Les Echos, no. 20883 - International, vendredi, 4 mars 2011, p. 7
Matthieu Timmerman, politologue, enseignant à l'Université d'études internationales de Pékin
Comment expliquer la fébrilité actuelle du pouvoir chinois ?
Il me semble que l'on peut suivre le sinologue Jean-Philippe Béja lorsqu'il dit que la période de consensus au sein du Parti communiste chinois est terminée. Après une phase de tâtonnement au cours de la décennie 1980, le parti a résolument opté, après les événements de Tiananmen, pour un schéma clair : la réforme économique et le verrouillage politique. L'idée défendue alors par Deng Xiaoping était qu'il fallait à tout prix éviter de mettre le pied dans l'engrenage de l'ouverture politique. Et le contre-modèle était celui de Mikhaïl Gorbatchev, qui à force d'hésiter entre économie et politique n'était parvenu à rien du tout. Ce tout économique chinois a connu un succès remarquable, mais, depuis les jeux Olympiques, le consensus semble se fissurer.

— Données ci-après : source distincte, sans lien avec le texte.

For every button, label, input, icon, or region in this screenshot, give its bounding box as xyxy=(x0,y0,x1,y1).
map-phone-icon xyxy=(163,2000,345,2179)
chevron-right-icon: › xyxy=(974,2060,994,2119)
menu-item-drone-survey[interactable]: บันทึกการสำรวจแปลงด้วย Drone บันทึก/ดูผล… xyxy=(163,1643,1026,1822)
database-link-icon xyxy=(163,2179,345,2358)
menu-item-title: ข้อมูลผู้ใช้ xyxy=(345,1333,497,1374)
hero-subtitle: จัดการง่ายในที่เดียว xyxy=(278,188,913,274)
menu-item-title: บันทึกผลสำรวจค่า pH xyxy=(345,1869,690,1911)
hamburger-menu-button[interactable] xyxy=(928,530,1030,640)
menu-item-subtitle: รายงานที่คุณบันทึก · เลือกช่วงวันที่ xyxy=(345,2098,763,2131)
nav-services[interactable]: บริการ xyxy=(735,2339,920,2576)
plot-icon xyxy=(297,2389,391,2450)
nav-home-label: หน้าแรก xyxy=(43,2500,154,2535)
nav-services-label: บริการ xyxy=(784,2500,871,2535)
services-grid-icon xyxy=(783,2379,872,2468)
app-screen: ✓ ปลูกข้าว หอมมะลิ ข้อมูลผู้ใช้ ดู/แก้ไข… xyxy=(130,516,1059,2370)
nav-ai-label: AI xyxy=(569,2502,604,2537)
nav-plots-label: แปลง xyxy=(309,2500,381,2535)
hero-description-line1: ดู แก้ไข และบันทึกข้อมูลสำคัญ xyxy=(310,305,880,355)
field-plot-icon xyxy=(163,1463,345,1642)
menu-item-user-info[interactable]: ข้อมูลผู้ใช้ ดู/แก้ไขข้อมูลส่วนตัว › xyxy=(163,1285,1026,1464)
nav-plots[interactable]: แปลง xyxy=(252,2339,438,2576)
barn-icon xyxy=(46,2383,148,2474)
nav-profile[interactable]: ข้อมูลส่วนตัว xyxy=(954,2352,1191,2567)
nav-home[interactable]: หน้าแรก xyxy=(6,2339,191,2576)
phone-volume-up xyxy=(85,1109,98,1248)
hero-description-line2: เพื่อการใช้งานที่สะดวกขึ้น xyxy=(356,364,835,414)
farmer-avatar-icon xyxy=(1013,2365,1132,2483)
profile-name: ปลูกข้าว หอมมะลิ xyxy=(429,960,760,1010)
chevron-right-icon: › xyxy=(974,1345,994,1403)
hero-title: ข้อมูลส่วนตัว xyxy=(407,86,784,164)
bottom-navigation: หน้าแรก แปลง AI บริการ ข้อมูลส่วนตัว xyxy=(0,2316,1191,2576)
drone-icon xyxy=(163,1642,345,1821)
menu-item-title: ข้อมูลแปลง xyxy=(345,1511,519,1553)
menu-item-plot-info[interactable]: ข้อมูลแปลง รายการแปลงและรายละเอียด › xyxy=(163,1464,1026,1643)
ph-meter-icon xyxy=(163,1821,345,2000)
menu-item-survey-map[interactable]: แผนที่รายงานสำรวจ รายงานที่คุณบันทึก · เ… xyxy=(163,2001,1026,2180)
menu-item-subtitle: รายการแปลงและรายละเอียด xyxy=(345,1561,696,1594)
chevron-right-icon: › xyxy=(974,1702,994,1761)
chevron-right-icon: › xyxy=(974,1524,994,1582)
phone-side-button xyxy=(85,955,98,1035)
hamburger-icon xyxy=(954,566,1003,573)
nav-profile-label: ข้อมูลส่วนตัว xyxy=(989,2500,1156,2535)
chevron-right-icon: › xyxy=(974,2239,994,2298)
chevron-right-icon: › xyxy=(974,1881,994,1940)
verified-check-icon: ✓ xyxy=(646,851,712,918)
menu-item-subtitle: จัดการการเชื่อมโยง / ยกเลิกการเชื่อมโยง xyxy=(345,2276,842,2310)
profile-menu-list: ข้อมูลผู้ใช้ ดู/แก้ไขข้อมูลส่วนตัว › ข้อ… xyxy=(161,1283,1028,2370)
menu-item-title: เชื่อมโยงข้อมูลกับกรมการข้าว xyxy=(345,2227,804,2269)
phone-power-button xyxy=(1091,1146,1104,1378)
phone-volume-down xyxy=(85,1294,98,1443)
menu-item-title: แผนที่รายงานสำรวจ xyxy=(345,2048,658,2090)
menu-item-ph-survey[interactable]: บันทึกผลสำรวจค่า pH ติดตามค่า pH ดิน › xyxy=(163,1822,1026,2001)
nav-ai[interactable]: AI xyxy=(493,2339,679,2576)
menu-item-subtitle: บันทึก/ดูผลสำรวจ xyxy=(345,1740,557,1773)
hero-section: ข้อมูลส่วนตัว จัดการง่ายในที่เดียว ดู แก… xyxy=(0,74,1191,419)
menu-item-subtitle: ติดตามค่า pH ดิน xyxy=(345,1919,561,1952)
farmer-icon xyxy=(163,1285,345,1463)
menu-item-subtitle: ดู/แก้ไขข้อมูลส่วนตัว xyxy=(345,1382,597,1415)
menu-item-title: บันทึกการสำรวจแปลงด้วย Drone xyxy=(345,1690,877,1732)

A quoi cela peut-il se remarquer ?
Le système s'essouffle un peu. Les effets pervers d'une croissance excessive deviennent visibles et certains jeunes diplômés commencent à ne plus trouver de travail. C'est un phénomène nouveau, qui touche tous les secteurs d'activité et toutes les universités. Les jeunes réalisent soudain qu'un diplôme ne suffit plus ; il faut aussi dans ce pays de bonnes connexions. On peut aussi remarquer la présence policière, qui est un révélateur du degré d'inquiétude du régime. Ce dernier a une conscience aiguë de sa propre fragilité et se pense manifestement sur le mode de la survie. Il ne semble pas réellement capable de voir à long terme, car il s'occupe essentiellement de gérer au quotidien ses propres équilibres et ceux au sein de la population.
La Chine n'a pourtant pas cette image dans le monde...
Oui, c'est là un paradoxe très chinois : alors que le pays semble sûr de lui à l'extérieur et qu'il dicte parfois ses lois au monde, son régime se vit aujourd'hui sur un mode assez paranoïaque. Globalement, la Chine contemporaine a toujours tenu un double discours. Depuis 1989, elle a l'obsession de ne pas apparaître agressive vis-à-vis de l'Occident. Elle parle d'émergence pacifique, demande du temps pour se réformer sur le plan politique. Mais le contraste est net avec la réalité intérieure. Les Occidentaux ont tendance à croire, lorsqu'ils voient les cafés Starbucks s'ouvrir à chaque coin de rue, que le pays s'ouvre et change. A mon sens c'est une façade qui masque l'immobilisme du système.